Soutenir la recherche pour mieux soigner l’endométriose


Envion une femme sur 10 en âge d’être réglée, soit 1,5 à 2,5 millions de personnes, seraient concernées par l’endométriose. C’est l’une des principales causes d’infertilité, enjeu majeur de santé publique.

L’endométriose est une maladie chronique qui se caractérise par la présence de tissu endométrial en dehors de la cavité utérine. Il réagit en fonction des variations hormonales du cycle menstruel et provoque des douleurs importantes et des saignements dans les zones où ils se situent. Les douleurs liées à l’endométriose sont souvent invalidantes.

Ce programme doit permettre de soutenir la recherche en biologie fondamentale, clinique, épidémiologie et en sciences humaines et sociales ainsi que préparer les innovations clés dans ces domaines. Il s’inscrit dans la stratégie nationale contre l’endométriose et il est financé à hauteur de 25 millions d’euros par France 2030.
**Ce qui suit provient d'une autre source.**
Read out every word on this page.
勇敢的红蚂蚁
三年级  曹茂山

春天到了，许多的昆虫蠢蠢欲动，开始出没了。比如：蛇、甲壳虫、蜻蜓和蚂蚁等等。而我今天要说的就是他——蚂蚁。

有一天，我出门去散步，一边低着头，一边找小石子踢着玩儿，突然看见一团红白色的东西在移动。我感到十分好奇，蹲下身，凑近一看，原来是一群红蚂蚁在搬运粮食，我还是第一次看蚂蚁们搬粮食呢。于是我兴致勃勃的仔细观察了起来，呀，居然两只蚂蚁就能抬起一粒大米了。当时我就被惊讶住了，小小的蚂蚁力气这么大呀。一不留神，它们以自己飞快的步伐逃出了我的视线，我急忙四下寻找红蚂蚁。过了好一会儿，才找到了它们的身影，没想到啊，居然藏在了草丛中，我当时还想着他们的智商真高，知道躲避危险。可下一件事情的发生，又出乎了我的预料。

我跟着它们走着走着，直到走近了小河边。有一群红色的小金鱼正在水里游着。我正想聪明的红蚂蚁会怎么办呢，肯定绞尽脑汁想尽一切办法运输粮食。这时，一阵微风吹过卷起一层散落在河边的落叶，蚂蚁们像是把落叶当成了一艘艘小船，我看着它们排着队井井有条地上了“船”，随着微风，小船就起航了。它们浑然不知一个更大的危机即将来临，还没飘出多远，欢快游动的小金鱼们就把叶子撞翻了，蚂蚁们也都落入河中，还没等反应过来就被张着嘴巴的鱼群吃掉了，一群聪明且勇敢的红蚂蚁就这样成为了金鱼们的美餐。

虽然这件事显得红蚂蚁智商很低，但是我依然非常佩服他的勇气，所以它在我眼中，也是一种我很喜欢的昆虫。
Regardez l’interview de Marina Kvaskoff, chercheuse épidémiologiste à l’Inserm, qui coordonne un programme ciblé sur l’épidémiologie de l’endométriose au sein du PEPR « Santé des femmes, santé des couples » :

Un premier appel à candidatures a été lancé début 2024 via le programme de recherche Santé des femmes de France 2030 pour former deux consortiums de recherche multidisciplinaires. Il s’est terminé le 30 avril 2024.